Universality class of isotropic on-lattice Eden clusters

TL;DR

This paper introduces an extended Eden model with a power-law growth probability to eliminate lattice anisotropy effects, revealing KPZ universality in on-lattice Eden clusters through large-scale simulations.

Contribution

The study demonstrates that adjusting growth probability in the Eden model can recover KPZ universality class behavior in on-lattice clusters.

Findings

Lattice anisotropy causes linear growth of interface width.

Proper power-law growth probability removes anisotropy effects.

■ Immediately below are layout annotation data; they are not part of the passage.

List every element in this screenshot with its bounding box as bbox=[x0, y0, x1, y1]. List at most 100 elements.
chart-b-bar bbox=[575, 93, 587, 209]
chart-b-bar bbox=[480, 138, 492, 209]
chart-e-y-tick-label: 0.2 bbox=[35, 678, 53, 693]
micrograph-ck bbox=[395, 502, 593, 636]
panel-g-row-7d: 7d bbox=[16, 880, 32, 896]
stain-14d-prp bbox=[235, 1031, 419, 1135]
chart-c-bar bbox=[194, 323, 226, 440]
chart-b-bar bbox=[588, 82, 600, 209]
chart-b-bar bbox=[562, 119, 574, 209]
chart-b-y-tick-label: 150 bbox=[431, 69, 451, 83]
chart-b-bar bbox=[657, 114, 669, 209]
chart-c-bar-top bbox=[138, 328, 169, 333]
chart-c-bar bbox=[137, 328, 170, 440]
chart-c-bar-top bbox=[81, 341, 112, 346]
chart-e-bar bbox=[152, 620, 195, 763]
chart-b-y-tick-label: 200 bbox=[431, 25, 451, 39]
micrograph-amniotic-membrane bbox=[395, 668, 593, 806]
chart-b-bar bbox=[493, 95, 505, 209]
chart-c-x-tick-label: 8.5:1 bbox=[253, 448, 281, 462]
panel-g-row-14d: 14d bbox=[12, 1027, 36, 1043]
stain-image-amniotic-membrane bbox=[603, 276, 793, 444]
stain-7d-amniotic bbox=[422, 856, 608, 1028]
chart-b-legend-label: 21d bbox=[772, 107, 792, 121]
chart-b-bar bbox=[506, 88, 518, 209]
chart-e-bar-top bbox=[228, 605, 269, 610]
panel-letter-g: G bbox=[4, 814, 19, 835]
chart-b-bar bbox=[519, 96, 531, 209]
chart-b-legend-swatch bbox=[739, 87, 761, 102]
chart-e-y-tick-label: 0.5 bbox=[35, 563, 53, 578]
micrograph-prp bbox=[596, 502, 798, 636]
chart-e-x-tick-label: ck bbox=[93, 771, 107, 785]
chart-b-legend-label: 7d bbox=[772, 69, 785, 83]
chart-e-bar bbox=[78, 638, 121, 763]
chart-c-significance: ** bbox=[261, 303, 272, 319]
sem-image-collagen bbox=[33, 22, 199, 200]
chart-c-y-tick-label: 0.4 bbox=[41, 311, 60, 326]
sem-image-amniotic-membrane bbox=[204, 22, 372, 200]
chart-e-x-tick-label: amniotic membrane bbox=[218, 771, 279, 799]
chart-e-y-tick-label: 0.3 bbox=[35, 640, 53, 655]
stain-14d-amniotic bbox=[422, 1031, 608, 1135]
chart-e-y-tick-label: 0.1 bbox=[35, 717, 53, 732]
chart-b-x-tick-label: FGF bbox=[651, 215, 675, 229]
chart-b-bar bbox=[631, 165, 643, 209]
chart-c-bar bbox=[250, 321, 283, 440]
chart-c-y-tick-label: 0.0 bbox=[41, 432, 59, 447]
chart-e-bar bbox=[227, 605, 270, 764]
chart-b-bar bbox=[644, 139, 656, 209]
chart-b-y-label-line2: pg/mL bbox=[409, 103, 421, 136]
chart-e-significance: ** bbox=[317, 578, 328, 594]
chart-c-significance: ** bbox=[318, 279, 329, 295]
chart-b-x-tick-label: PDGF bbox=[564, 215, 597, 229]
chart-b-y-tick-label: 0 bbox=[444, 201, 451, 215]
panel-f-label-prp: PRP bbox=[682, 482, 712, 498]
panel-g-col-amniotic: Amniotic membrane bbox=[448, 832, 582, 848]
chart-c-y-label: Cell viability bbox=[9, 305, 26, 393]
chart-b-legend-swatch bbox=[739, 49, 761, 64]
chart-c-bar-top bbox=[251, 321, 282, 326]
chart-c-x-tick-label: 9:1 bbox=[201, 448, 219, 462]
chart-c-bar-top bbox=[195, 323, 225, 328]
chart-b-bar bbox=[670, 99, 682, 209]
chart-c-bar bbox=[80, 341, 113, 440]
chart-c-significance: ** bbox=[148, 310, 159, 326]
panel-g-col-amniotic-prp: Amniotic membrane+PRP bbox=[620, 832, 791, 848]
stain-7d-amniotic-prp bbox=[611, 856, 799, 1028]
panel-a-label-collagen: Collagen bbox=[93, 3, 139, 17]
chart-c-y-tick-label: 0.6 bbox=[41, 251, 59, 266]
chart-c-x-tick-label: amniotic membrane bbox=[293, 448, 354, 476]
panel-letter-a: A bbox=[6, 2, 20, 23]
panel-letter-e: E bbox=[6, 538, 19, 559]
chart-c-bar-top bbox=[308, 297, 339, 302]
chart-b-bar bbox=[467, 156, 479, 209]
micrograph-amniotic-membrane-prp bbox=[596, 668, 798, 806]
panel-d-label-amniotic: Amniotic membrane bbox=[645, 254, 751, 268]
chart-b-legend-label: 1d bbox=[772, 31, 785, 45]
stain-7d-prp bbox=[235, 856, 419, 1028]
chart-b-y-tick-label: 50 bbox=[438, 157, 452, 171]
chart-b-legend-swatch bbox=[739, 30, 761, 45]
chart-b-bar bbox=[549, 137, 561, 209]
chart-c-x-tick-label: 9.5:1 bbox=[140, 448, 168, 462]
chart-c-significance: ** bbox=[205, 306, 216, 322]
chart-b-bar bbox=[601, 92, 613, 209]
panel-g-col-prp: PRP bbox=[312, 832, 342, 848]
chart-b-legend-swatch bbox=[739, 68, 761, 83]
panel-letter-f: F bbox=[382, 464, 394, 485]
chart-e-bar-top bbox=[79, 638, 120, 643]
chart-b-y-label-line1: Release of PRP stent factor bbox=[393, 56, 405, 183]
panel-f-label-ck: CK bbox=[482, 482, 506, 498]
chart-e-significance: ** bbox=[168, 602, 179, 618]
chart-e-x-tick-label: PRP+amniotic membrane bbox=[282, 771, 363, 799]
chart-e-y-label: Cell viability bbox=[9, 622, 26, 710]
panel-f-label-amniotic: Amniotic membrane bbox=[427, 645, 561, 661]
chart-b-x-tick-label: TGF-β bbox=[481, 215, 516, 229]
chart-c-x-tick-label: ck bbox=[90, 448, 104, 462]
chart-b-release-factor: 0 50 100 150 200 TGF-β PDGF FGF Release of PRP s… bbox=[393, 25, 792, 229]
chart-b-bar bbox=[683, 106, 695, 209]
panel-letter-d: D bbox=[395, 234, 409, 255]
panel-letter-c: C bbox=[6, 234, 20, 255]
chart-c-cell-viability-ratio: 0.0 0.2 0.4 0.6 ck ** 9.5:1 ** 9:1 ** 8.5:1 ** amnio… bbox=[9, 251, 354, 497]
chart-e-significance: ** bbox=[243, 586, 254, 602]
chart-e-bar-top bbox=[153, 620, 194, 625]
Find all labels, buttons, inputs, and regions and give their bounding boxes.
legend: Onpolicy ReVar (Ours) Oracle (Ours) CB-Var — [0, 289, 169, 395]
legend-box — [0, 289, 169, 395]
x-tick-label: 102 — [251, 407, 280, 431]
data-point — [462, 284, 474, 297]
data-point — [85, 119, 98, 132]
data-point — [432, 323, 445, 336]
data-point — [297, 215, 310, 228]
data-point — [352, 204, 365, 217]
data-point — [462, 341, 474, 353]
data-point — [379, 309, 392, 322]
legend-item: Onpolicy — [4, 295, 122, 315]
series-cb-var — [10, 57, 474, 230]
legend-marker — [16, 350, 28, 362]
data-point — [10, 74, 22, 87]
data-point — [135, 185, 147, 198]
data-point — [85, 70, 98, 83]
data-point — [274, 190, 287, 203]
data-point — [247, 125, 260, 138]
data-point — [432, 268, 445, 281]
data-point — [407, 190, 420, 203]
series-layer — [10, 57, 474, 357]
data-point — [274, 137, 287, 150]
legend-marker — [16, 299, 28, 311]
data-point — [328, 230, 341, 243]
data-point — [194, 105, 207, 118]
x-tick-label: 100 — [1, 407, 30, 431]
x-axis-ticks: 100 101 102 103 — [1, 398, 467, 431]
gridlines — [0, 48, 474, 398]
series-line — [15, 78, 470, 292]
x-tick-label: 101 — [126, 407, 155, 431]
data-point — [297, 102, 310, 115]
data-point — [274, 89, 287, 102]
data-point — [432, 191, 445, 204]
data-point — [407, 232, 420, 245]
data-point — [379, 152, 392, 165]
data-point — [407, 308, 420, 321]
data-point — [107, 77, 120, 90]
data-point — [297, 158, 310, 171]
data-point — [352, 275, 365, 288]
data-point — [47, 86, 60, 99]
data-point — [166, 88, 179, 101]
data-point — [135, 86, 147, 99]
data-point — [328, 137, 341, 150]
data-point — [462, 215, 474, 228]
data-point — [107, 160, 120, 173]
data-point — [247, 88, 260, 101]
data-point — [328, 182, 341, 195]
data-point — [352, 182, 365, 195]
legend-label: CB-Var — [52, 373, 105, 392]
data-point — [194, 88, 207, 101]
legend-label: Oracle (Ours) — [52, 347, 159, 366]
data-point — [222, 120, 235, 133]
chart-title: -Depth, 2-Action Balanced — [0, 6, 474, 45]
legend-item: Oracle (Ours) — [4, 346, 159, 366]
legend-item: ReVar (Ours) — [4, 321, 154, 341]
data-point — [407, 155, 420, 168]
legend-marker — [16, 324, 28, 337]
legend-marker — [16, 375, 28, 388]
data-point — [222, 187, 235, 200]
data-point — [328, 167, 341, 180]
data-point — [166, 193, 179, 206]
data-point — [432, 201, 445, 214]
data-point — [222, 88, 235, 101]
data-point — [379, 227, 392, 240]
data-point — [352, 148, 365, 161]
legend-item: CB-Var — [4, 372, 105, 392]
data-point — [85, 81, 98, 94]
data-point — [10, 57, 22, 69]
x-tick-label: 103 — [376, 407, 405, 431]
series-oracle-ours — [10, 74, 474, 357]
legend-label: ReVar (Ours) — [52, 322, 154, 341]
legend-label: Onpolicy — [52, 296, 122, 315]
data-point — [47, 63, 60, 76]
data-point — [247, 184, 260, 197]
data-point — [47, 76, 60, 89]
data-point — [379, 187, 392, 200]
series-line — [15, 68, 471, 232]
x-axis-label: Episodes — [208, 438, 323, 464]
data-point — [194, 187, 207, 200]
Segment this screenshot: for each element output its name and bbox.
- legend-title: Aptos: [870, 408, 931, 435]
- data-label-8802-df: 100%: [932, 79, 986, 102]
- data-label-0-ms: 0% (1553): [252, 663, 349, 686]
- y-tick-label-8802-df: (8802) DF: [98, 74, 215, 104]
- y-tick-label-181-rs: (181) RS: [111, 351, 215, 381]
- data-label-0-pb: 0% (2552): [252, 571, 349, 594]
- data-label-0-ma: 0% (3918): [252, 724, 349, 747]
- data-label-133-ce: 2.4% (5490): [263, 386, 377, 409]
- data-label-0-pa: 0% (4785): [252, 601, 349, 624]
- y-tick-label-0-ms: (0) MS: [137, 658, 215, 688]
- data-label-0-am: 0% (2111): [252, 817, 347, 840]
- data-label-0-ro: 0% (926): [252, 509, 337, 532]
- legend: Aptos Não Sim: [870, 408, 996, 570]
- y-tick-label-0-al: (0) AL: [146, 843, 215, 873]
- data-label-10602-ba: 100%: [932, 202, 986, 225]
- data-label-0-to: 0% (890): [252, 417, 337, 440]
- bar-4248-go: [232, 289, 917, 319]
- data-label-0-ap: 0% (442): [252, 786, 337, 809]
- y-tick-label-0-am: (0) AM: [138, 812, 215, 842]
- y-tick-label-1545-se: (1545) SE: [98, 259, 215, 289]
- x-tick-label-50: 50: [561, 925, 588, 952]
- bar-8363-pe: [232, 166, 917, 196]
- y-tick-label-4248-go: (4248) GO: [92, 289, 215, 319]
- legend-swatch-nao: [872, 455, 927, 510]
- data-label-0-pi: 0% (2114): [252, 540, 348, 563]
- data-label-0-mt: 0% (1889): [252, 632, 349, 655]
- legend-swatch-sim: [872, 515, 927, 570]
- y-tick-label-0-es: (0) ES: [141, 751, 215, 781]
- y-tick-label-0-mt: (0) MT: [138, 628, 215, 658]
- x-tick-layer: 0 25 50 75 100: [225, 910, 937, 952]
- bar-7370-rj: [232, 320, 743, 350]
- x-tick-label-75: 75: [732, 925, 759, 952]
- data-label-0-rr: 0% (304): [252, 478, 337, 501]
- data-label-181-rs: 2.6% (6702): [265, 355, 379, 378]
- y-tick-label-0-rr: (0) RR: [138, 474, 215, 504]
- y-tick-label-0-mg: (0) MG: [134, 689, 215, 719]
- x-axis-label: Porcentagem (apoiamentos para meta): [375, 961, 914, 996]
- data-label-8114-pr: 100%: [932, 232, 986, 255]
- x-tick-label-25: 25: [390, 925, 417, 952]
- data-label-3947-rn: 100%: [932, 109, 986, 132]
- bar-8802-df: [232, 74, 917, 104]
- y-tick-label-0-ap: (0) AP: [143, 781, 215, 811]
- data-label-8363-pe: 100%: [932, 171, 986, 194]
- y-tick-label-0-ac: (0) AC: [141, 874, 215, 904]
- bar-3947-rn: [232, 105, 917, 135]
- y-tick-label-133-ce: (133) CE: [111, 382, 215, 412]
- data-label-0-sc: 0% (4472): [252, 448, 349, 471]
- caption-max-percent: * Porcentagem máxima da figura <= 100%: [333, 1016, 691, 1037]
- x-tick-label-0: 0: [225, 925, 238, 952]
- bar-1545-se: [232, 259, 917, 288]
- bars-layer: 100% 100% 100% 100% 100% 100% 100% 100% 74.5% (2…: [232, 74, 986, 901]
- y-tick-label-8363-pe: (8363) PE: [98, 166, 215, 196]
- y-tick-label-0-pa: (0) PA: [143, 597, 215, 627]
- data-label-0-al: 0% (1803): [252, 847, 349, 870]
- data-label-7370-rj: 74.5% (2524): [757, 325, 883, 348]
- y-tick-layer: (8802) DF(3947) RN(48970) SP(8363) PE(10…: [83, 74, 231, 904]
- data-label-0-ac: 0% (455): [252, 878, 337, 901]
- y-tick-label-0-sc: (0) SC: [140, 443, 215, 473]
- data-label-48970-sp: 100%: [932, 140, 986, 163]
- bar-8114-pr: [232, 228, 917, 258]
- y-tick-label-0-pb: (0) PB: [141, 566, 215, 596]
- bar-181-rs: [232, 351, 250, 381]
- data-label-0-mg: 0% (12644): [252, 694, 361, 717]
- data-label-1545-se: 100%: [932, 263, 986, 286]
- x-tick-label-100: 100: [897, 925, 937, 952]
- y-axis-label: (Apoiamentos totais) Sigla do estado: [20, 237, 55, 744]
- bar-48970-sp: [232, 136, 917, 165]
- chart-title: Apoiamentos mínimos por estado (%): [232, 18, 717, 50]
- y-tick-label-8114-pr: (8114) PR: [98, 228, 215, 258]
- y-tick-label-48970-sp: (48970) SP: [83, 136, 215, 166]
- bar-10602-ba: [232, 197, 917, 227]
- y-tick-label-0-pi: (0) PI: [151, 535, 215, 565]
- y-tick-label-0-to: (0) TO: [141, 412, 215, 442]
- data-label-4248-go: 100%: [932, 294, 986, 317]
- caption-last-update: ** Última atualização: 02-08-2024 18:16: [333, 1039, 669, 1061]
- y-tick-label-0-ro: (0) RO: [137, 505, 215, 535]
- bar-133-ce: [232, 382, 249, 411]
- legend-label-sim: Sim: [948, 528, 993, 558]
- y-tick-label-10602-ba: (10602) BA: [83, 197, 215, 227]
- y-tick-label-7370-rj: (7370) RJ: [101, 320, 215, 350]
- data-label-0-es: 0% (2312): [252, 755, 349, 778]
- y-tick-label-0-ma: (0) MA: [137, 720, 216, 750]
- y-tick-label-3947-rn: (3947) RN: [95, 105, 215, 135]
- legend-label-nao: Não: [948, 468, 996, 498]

Cluster growth aligns with KPZ universality class after modification.

Abstract

The shape of large on-lattice Eden clusters grown from a single seed is ruled by the underlying lattice anisotropy. This is reflected on the linear growth with time of the interface width ($w\sim t$), in contrast with the KPZ universality class ($w\sim t^{1/3}$) observed when the Eden model is grown on flat substrates. We propose an extended Eden model, in which the growth probability has a power law dependence with the number of occupied nearest neighbors. Large scale simulations ($N\gtrsim 4\times 10^9$ particles) were used to determine the time evolution of $w$. We found that a suitable choice of the power exponent removes the lattice-induced cluster anisotropy and provides a growth exponent in very good agreement with the KPZ universality class. Also, the present model corroborates the results found in off-lattice simulations, in which the center of mass fluctuations are considered in the interface scaling analysis.